Prediction of area measurements using a regression predictor
Having gained extremely inaccurate results from the classifier employed last week, this time we tried a regression model. The results were better, but not by too much of a margin.
Details of work done
Local distribution of sale vs rent properties
| sale | rent |
|---|---|
| SW8 | NW8 |
| W2 | E14 |
| SE1 | NW1 |
| NW3 | NW3 |
| NW8 | NW6 |
| SW6 | SW3 |
| NW1 | W8 |
| SW7 | W2 |
| W14 | E1 |
| SW3 | SE1 |
London's postcodes are encoded with the four cardinal points north (N), east (E), south (S) and west (W) so NW would mean north-west. As one can see, most of the sale and rent properties are located in the west of London. Most of the sale properties can be found in south-western direction while the rent properties are mainly located in the north-western direction.
Further progression of price predictions
We are looking into the data for more factors to take into account for the regression.
Addition of Postcode in regression
We noticed that different postcodes can result in different pricing. We have added the postcodes with a simple average value into the regression analysis. This was done by taking the average price for each postcode and adding a variable for each listing for that numeric value.
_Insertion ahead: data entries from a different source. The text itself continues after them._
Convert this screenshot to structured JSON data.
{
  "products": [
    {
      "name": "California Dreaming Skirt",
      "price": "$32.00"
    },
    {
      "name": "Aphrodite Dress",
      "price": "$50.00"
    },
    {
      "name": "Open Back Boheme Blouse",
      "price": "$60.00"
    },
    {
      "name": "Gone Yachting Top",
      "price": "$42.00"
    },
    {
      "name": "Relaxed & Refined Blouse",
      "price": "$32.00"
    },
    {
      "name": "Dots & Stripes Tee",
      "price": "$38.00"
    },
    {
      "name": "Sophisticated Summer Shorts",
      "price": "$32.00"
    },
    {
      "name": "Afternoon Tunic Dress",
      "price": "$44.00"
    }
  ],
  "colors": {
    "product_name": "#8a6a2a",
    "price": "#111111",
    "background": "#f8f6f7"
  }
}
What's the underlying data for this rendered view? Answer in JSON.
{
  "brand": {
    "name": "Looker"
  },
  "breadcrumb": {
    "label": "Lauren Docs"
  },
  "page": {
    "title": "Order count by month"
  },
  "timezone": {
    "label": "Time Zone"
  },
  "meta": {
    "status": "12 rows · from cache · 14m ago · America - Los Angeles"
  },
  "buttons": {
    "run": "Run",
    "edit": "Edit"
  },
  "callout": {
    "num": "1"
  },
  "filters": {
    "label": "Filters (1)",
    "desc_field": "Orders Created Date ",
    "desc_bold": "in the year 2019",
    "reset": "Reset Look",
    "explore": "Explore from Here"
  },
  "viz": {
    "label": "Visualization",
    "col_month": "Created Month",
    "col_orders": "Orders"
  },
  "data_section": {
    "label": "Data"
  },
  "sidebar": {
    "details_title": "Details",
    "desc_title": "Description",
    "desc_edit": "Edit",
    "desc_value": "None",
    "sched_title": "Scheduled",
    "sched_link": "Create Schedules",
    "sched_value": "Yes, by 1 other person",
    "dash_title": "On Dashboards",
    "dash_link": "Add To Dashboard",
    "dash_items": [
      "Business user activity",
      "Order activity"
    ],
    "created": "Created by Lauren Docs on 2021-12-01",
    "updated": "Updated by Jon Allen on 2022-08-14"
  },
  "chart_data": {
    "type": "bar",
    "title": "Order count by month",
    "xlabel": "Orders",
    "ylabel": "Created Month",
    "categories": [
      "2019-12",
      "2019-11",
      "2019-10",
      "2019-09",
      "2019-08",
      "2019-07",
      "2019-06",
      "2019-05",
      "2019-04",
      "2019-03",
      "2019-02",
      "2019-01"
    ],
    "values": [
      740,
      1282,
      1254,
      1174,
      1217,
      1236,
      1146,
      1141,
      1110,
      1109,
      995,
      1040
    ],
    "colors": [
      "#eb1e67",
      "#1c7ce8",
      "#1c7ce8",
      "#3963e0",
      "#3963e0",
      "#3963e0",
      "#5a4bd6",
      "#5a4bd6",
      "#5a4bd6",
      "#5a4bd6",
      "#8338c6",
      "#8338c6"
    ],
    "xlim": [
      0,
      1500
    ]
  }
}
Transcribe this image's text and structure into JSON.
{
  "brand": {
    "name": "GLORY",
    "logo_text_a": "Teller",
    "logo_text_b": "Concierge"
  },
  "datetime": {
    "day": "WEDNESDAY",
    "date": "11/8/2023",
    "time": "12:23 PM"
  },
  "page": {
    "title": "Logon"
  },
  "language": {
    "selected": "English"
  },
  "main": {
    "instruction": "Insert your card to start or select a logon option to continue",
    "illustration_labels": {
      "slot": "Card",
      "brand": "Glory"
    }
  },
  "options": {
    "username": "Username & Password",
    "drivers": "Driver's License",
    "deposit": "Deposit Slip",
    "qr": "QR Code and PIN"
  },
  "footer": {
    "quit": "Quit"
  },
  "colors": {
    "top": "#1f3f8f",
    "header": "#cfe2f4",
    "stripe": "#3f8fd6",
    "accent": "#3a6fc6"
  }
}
As we ran the regression analysis (similar to last week) with the newly added postcode values, we have been able to achieve a closer prediction. For instance our mean square error decreased to 220916 (meaning an average of 470 pounds off from the price). In addition we also decided to check the percent error of each prediction compared to the actual listing. This was found to range from 0.01% off to 95% off with an average of 23% off. Being a third off on predictions is still slightly high.
Other types of regression
We are looking into other types of regression such as the Gaussian Process. Because running the Gaussian Process regression fit ended up taking a much larger amount of memory than expected, we had to reduce the training set size.
Results of the Gaussian Process regression:
- MSE 78483
- RMSQ 280
- Average percent difference: 0.24
Regression on the sale price
Since we did some mining on sale prices last week. We also decided to do some analysis on the prediction of sale prices. Note that the data set for this is significally smaller (10,000 entries). Since the sale prices were all mined at the same time, we split this 80/20 into training and test data.
Results of Linear regression:
- MSE 1.11e+13
- RMSE 3338481
- Average percent difference 0.43
Results of Random Forest Regression
- MSE 1.00e+13
- RMSE 3174406
- Average percent difference 0.30
The results of this Gaussian Process regression was:
- MsE 4.44e+12
- RMSE 2106261
- Average percent difference: 0.39